Fra tutte le notizie che quotidianamente nei media giaponesi si occupano di Nord Corea, nei giorni scorsi si è tornato a parlare del paese e della sua relazione con l’arcipelago anche per il «villaggio giapponese». Era già finito sui media un po’ di tempo fa, conosciuto anche come «villaggio rivoluzionario» si tratta di un complesso di abitazioni dove da più di 40 anni risiedono i sopravvissuti del cosiddetto gruppo Yodo-go (parte della Sekigun-ha), dal nome dell’aereo della Japan Airline che sequestrarono nel marzo del 1970, il primo caso in Giappone, e che venne dirottato prima a Fukuoka e poi a Seoul, dove vennero liberati i passeggeri, per poi concludere il suo «viaggio» a Pyongyang.

La Corea del Nord concesse loro asilo politico ed in un primo momento il paese doveva essere la base da cui liberare il resto dell’Asia e promulgare la rivoluzione, ma diventò, in pratica dal marzo di quello stesso anno, il loro rifugio per un intera vita. Alcuni dei membri del gruppo originale sono stati catturati quando hanno lasciato la Corea del Nord e altri sono morti, mentre molte delle mogli e dei figli sono rimpatriati nell’arcipelago, del gruppo originale ne rimangono così al giorno d’oggi solo sei, quattro uomini e due donne. Il gruppo è stato accusato a più riprese di aver collaborato con il governo nordcoreano nel rapimento di cittadini giapponesi dalle coste nord occidentali nipponiche, persone che una volta portate a forza nella penisola venivano «rieducate» ed usate, nella migliore delle ipotesi, come spie. È questa una delle ragioni principali che continuano ad ancorare i membri del gruppo in Nord Corea, a questa narrazione, che è quella fornita dalle fonti ufficiali dello stato giapponese e dei media mainstream, hanno sempre cercato di controbattere, anche usando i nuovi mezzi resi disponibili dai social media, dapprima aprendo un account Twitter, nel 2014, ed alcune settimane or sono con il lancio di un sito on line (in giapponese). Intitolato semplicemente Yodo-go nihonjin mura, il sito si presenta come un portale di informazione abbastanza semplice, diretto e di facile comprensione, rivolto molto probabilmente alle nuove generazioni di giapponesi che poco o niente sanno dei fatti e della situazione di quel periodo. La home page si apre con una foto quasi bucolica dei sei terroristi/rivoluzionari sopravvissuti in posa sull’erba del giardino di una delle loro abitazioni, con in secondo piano le case e le enormi antenne paraboliche con cui si tengono in contatto con il luogo natio ed il resto del mondo.

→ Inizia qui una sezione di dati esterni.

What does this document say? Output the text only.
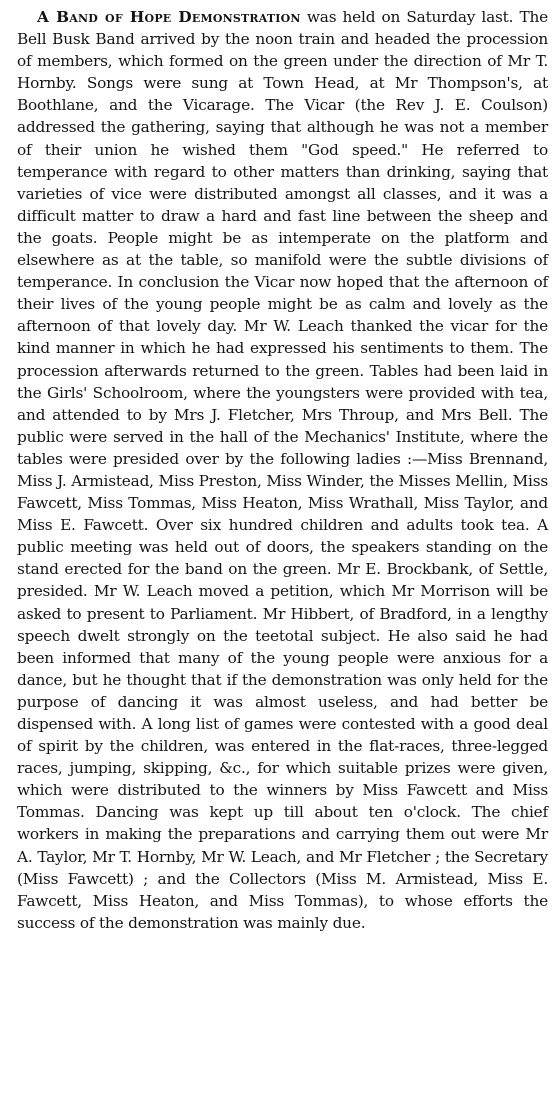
A Band of Hope Demonstration was held on Saturday last. The Bell Busk Band arrived by the noon train and headed the procession of members, which formed on the green under the direction of Mr T. Hornby. Songs were sung at Town Head, at Mr Thompson's, at Boothlane, and the Vicarage. The Vicar (the Rev J. E. Coulson) addressed the gathering, saying that although he was not a member of their union he wished them "God speed." He referred to temperance with regard to other matters than drinking, saying that varieties of vice were distributed amongst all classes, and it was a difficult matter to draw a hard and fast line between the sheep and the goats. People might be as intemperate on the platform and elsewhere as at the table, so manifold were the subtle divisions of temperance. In conclusion the Vicar now hoped that the afternoon of their lives of the young people might be as calm and lovely as the afternoon of that lovely day. Mr W. Leach thanked the vicar for the kind manner in which he had expressed his sentiments to them. The procession afterwards returned to the green. Tables had been laid in the Girls' Schoolroom, where the youngsters were provided with tea, and attended to by Mrs J. Fletcher, Mrs Throup, and Mrs Bell. The public were served in the hall of the Mechanics' Institute, where the tables were presided over by the following ladies :—Miss Brennand, Miss J. Armistead, Miss Preston, Miss Winder, the Misses Mellin, Miss Fawcett, Miss Tommas, Miss Heaton, Miss Wrathall, Miss Taylor, and Miss E. Fawcett. Over six hundred children and adults took tea. A public meeting was held out of doors, the speakers standing on the stand erected for the band on the green. Mr E. Brockbank, of Settle, presided. Mr W. Leach moved a petition, which Mr Morrison will be asked to present to Parliament. Mr Hibbert, of Bradford, in a lengthy speech dwelt strongly on the teetotal subject. He also said he had been informed that many of the young people were anxious for a dance, but he thought that if the demonstration was only held for the purpose of dancing it was almost useless, and had better be dispensed with. A long list of games were contested with a good deal of spirit by the children, was entered in the flat-races, three-legged races, jumping, skipping, &c., for which suitable prizes were given, which were distributed to the winners by Miss Fawcett and Miss Tommas. Dancing was kept up till about ten o'clock. The chief workers in making the preparations and carrying them out were Mr A. Taylor, Mr T. Hornby, Mr W. Leach, and Mr Fletcher ; the Secretary (Miss Fawcett) ; and the Collectors (Miss M. Armistead, Miss E. Fawcett, Miss Heaton, and Miss Tommas), to whose efforts the success of the demonstration was mainly due.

Se è abbastanza comprensibile l’esistenza di una sezione di FAQ, dove vengono spiegate le basi, i fatti del 1970, cos’è il gruppo Yodo-go e perché si trovino in Corea del Nord, risposta: perché si considerano ancora oggi degli esiliati politici, più sorprendenti sono i brevi scritti firmati di volta in volta da ognuno dei sei. La decrizione delle attività quotidiane più comuni, dalla preparazione di un piatto giapponese alla raccolta di patate dolci, fino al programma giapponese preferito, sono un punto di partenza per delle riflessioni sul passare del tempo, spesso velate di nostalgia, non dimentichiamo che il più giovane dei sei ha 64 anni mentre il più anziano 73, e talvolta sulla situazione politica internazonale. Benché l’atto stesso di avere un sito internet e di avere una presenza online nell’attuale situazione geopolitica possa sembrare un atto di sfida, il tono generale del progetto sembra più improntato ad una «normalizzazione» delle figure di questi «terroristi», un modo forse per fare breccia nell’opinione pubblica giapponese e un giorno poter far ritorno a casa.